Horiguchi is concerned with “processing an asynchronous interrupt of a processing entity.” [Horiguchi, Abstract.] The processing runs strictly on a single (multi-threaded) operating system. By contrast, Korn is concerned with porting processes that run on single-thread operating systems to those that run on multi-threaded operating systems. [Korn, abstract.] As Horiguchi has nothing to do with porting one operating system portion to another, it is nonsensical to place a feature for porting an operating system portion into a patent that does no such thing. Further, as to the suggested improvement, it is unclear, to say the least, why “handing primary (parent) threads and other (child) threads” (the improvement suggested by the Action, pp. 5-6) would produce any sort of improvement to Horiguchi. Horiguchi does not even discuss parent or children threads, let alone any sort of parent-child relationships. Shoehorning in a parent-child thread relationship into a patent that has no such constructs, nor any use for such constructs would do nothing but require additional constructs with no apparent purpose, making Horiguchi unsatisfactory for its intended purpose, as it would either not work, or at a very best case scenario, be unnecessarily complicated for no perceived benefit. As there is no improvement suggested, nor any improvement even envisioned, the statement, on its face, is conclusory, as is not allowed.

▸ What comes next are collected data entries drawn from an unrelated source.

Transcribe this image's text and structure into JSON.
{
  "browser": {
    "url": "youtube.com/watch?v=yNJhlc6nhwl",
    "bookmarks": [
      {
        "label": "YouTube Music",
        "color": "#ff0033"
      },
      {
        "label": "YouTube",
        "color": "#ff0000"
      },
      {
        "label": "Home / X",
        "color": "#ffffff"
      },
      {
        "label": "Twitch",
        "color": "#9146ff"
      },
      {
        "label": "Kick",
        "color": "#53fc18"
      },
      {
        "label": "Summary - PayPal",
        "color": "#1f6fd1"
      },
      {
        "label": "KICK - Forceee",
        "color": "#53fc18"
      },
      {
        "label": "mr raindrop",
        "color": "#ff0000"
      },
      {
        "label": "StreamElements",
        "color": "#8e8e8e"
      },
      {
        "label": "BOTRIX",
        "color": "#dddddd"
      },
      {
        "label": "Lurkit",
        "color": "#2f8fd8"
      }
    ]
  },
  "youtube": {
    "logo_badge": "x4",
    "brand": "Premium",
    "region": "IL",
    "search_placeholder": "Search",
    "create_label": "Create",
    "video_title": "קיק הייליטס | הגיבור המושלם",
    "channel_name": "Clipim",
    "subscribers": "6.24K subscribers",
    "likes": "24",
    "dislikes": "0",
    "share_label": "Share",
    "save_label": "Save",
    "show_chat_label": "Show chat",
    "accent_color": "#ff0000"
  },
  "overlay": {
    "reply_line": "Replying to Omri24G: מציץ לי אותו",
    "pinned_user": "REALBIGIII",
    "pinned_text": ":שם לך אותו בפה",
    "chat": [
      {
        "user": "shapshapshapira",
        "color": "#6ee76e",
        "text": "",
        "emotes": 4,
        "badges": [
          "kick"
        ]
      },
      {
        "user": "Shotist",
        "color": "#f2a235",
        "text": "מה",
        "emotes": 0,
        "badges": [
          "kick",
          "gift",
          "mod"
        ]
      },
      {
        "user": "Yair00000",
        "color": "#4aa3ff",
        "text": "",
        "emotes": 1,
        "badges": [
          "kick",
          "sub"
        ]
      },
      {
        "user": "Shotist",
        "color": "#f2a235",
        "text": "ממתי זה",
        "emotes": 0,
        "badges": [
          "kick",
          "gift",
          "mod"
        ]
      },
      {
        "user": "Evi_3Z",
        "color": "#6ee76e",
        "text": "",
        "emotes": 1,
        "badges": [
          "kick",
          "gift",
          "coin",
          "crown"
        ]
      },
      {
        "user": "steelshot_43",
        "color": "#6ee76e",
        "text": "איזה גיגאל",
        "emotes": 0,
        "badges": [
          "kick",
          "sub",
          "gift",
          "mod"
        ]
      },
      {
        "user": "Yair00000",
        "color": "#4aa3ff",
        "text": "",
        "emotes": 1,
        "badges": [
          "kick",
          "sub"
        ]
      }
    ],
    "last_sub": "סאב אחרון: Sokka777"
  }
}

To reach a proper determination under 35 U.S.C. 103, the examiner must step backward in time and into the shoes worn by the hypothetical "person of ordinary skill in the art" when the invention was unknown and just before it was made. In view of all factual information, the examiner must then make a determination whether the claimed invention "as a whole" would have been obvious at that time to that person. Knowledge of applicant's disclosure must be put aside in reaching this determination, yet kept in mind in order to determine the "differences," conduct the search and evaluate the "subject matter as a whole" of the invention. The tendency to resort to "hindsight" based upon applicant’s disclosure is often difficult to avoid due to the very nature of the examination process. However, impermissible hindsight must be avoided and the legal conclusion must be reached on the basis of the facts gleaned from the prior art.
As only a conclusory statement was provided to combine Horiguchi with Korn, it appears that impermissible hindsight was used to make the determination that these two references could be combined, and as Horiguchi cannot be combined with Korn because the Korn techniques to port one type of operating system to another have nothing to with Horiguchi’s techniques to process asynchronous interrupts, Applicants respectfully submit that the Examiner has failed to establish a prima facie case of obviousness on the basis of these two references.